Inmates are given two sets of clothes and told to put dirty laundry in the bag to be shipped out for washing. That is the bag Bodie apparently took the string from to hang himself, Maj. Morris said. He was pronounced dead at 11 p.m. Friday.
“No foul play is suspected,” Maj. Morris said.
The death comes less than a month after 32-year-old Brandon Joiner was found deceased in his holding cell after his arrest for stealing cans of compressed computer air from the Evans Walmart.

On Feb. 10, he was transported to jail and placed in a holding cell. Less than three hours later, before his booking photo had been taken, Joiner was found and life-saving efforts failed. An autopsy is pending.

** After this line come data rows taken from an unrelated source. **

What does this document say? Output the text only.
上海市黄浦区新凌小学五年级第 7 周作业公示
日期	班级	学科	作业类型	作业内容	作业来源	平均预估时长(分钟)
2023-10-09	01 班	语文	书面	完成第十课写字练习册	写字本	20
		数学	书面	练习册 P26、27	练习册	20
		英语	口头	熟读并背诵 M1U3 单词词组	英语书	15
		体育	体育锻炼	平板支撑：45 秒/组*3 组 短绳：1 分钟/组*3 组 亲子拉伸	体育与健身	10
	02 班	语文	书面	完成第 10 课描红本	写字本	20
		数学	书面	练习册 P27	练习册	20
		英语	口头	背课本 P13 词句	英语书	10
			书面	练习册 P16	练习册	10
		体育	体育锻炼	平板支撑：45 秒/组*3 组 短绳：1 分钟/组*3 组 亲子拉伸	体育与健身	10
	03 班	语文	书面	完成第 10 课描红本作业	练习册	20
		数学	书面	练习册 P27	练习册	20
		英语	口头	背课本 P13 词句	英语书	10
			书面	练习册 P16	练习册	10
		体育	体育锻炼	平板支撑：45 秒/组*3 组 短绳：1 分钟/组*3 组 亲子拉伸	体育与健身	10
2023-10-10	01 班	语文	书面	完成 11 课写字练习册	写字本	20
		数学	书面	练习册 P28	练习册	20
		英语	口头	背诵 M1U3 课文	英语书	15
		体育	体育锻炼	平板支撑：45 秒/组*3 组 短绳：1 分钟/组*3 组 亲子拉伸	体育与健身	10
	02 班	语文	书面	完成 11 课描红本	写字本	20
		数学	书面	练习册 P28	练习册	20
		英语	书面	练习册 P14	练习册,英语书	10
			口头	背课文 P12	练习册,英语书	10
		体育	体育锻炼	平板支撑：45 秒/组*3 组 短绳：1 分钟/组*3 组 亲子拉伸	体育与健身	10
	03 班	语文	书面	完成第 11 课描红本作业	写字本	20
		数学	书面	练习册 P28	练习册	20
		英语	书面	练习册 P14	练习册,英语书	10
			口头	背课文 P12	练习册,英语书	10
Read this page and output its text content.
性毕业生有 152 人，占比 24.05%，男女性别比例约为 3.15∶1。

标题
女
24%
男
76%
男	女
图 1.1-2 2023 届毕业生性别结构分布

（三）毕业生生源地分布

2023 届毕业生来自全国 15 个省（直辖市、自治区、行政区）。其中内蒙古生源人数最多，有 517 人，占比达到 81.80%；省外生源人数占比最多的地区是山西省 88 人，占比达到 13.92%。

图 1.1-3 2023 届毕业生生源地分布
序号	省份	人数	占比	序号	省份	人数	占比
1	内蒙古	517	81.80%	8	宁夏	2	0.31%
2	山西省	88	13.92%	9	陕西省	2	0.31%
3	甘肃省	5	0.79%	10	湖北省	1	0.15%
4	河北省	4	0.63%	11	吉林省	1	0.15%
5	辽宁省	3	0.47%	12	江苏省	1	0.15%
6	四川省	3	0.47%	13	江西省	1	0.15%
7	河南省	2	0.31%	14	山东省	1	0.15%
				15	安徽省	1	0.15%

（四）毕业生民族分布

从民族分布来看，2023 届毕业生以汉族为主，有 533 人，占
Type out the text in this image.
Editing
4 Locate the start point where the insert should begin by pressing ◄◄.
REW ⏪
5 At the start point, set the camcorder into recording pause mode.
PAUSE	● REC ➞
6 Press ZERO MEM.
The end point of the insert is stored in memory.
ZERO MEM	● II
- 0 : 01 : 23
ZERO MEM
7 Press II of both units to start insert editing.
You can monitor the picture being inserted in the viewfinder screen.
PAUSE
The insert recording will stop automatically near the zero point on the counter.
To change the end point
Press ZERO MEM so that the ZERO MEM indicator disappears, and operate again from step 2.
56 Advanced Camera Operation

On Christmas Eve 2020, inmate John Scott Sharkey was found in a single occupant cell at the same jail with a bed sheet around his neck. The sheet was affixed to the upper bunk and he was on the lower bunk area when found dead around 5:15 a.m.

In that case, logs show he was checked by staff when security rounds were made at 4:47 a.m., and he was fine at the time. Sharkey had been at the jail for three weeks.